RCV voting does in fact yield suboptimum results, while it LOOKS like it would give you the best results.

There are two problems with RCV. The first is the “kook vote” problem. If you have a system with RCV, you get crazy people running for office, and they have a dedicated following of crazy voters who will come out. But having come out, they WILL tend to make 2nd and 3rd choices, and those choices will also be the craziest choices.

These are voters who wouldn’t bother to come out just to pick from two or three major candidates, but their combined effect can pick the least useful candidate.

The 2nd problem is more of a statistical one, which is that while we can rank people 1,2,3, those rankings don’t give us absolute valuations, just relative ones.

I might really love one candidate, and then struggle to choose between number 2 and number 3; if I was ranking using a 100-point total, I might say my candidates were 95,3, and 2.

But maybe lots of people find that two candidates are about the same, and the 3rd is useless. They might do 50-49-1.

Well, if I was one of those 50-49-1 people, and it turned out that my “1” was going to win because of other votes, I could easily be swayed to change from my 50 to my 49 in order to get my 49 elected instead of the ‘1’.

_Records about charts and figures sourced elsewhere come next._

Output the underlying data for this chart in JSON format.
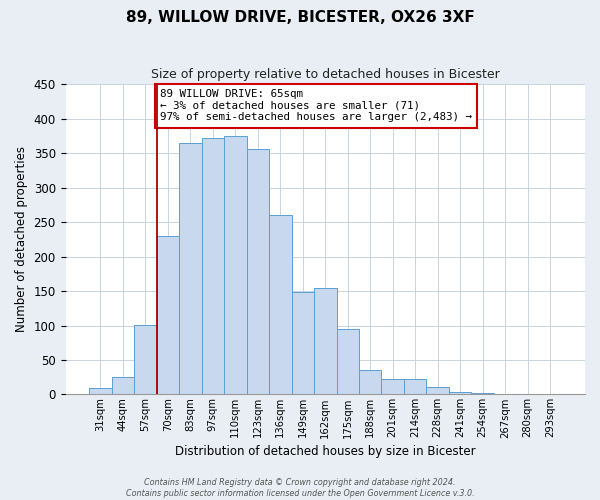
{
  "title": "89, WILLOW DRIVE, BICESTER, OX26 3XF",
  "subtitle": "Size of property relative to detached houses in Bicester",
  "xlabel": "Distribution of detached houses by size in Bicester",
  "ylabel": "Number of detached properties",
  "bar_labels": [
    "31sqm",
    "44sqm",
    "57sqm",
    "70sqm",
    "83sqm",
    "97sqm",
    "110sqm",
    "123sqm",
    "136sqm",
    "149sqm",
    "162sqm",
    "175sqm",
    "188sqm",
    "201sqm",
    "214sqm",
    "228sqm",
    "241sqm",
    "254sqm",
    "267sqm",
    "280sqm",
    "293sqm"
  ],
  "bar_values": [
    10,
    25,
    101,
    230,
    365,
    372,
    375,
    357,
    260,
    148,
    155,
    95,
    35,
    22,
    22,
    11,
    4,
    2,
    1,
    0,
    1
  ],
  "bar_color": "#c8d8ee",
  "bar_edge_color": "#5a9fd4",
  "vline_x": 3.0,
  "vline_color": "#aa0000",
  "annotation_text": "89 WILLOW DRIVE: 65sqm\n← 3% of detached houses are smaller (71)\n97% of semi-detached houses are larger (2,483) →",
  "annotation_box_color": "#ffffff",
  "annotation_box_edge": "#cc0000",
  "footer1": "Contains HM Land Registry data © Crown copyright and database right 2024.",
  "footer2": "Contains public sector information licensed under the Open Government Licence v.3.0.",
  "ylim": [
    0,
    450
  ],
  "yticks": [
    0,
    50,
    100,
    150,
    200,
    250,
    300,
    350,
    400,
    450
  ],
  "grid_color": "#c8d4e0",
  "fig_bg_color": "#e8eef4",
  "ax_bg_color": "#ffffff"
}
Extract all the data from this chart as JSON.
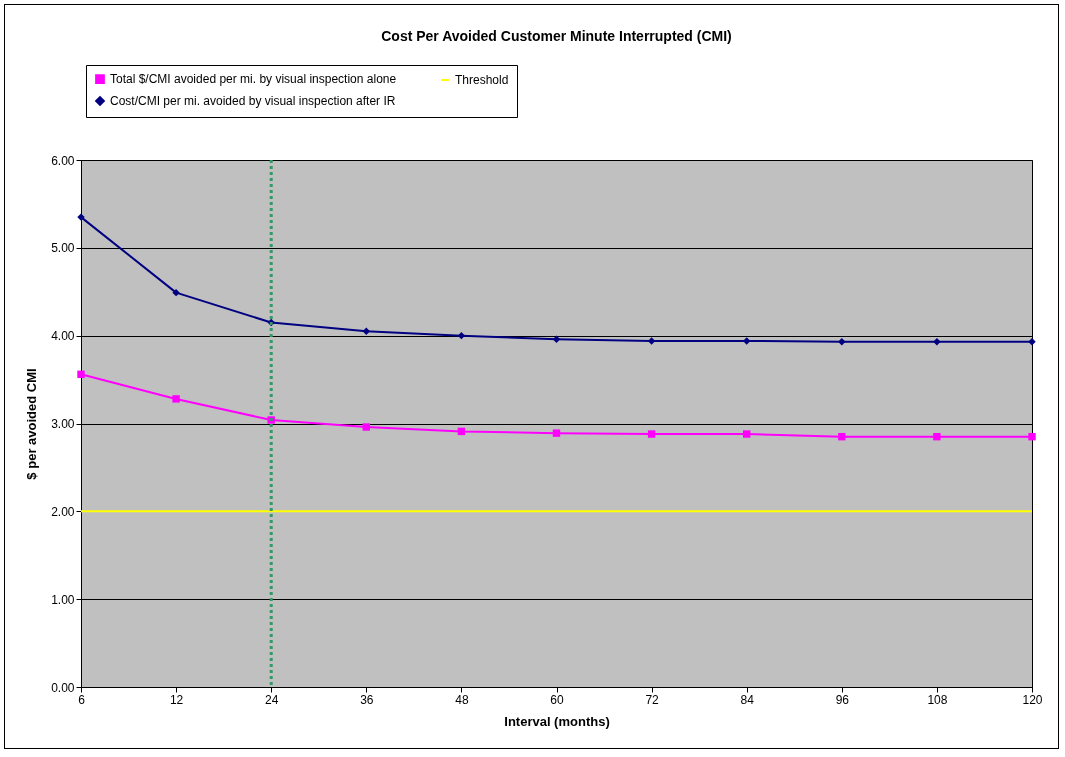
{
  "chart_data": {
    "type": "line",
    "title": "Cost Per Avoided Customer Minute Interrupted (CMI)",
    "xlabel": "Interval (months)",
    "ylabel": "$ per avoided CMI",
    "categories": [
      "6",
      "12",
      "24",
      "36",
      "48",
      "60",
      "72",
      "84",
      "96",
      "108",
      "120"
    ],
    "series": [
      {
        "name": "Total $/CMI avoided per mi. by visual inspection alone",
        "color": "#ff00ff",
        "marker": "square",
        "values": [
          3.56,
          3.28,
          3.04,
          2.96,
          2.91,
          2.89,
          2.88,
          2.88,
          2.85,
          2.85,
          2.85
        ]
      },
      {
        "name": "Threshold",
        "color": "#ffff00",
        "marker": "none",
        "values": [
          2,
          2,
          2,
          2,
          2,
          2,
          2,
          2,
          2,
          2,
          2
        ]
      },
      {
        "name": "Cost/CMI per mi. avoided by visual inspection after IR",
        "color": "#000080",
        "marker": "diamond",
        "values": [
          5.35,
          4.49,
          4.15,
          4.05,
          4.0,
          3.96,
          3.94,
          3.94,
          3.93,
          3.93,
          3.93
        ]
      }
    ],
    "ylim": [
      0,
      6
    ],
    "yticks": [
      {
        "value": 0,
        "label": "0.00"
      },
      {
        "value": 1,
        "label": "1.00"
      },
      {
        "value": 2,
        "label": "2.00"
      },
      {
        "value": 3,
        "label": "3.00"
      },
      {
        "value": 4,
        "label": "4.00"
      },
      {
        "value": 5,
        "label": "5.00"
      },
      {
        "value": 6,
        "label": "6.00"
      }
    ],
    "grid": "y",
    "legend": "top",
    "ref_lines": [
      {
        "axis": "x",
        "value": "24",
        "color": "#339966",
        "line_style": "dotted"
      }
    ]
  }
}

But in a simple ranking system, my 49 might get eliminated first, and then my 50.

This suggests a better solution is to provide a numeric value like “100”, and allow people to assign numbers to candidates.

But it turns out that one of the best ways to handle this is to have a 2nd full vote if nobody gets the 50% on the 1st ballot, and only then would you start eliminating the worst performer, but have ANOTHER vote after each is eliminated.

This allows people to change their vote to maximise the chance that a candidate they can tolerate ends up winning.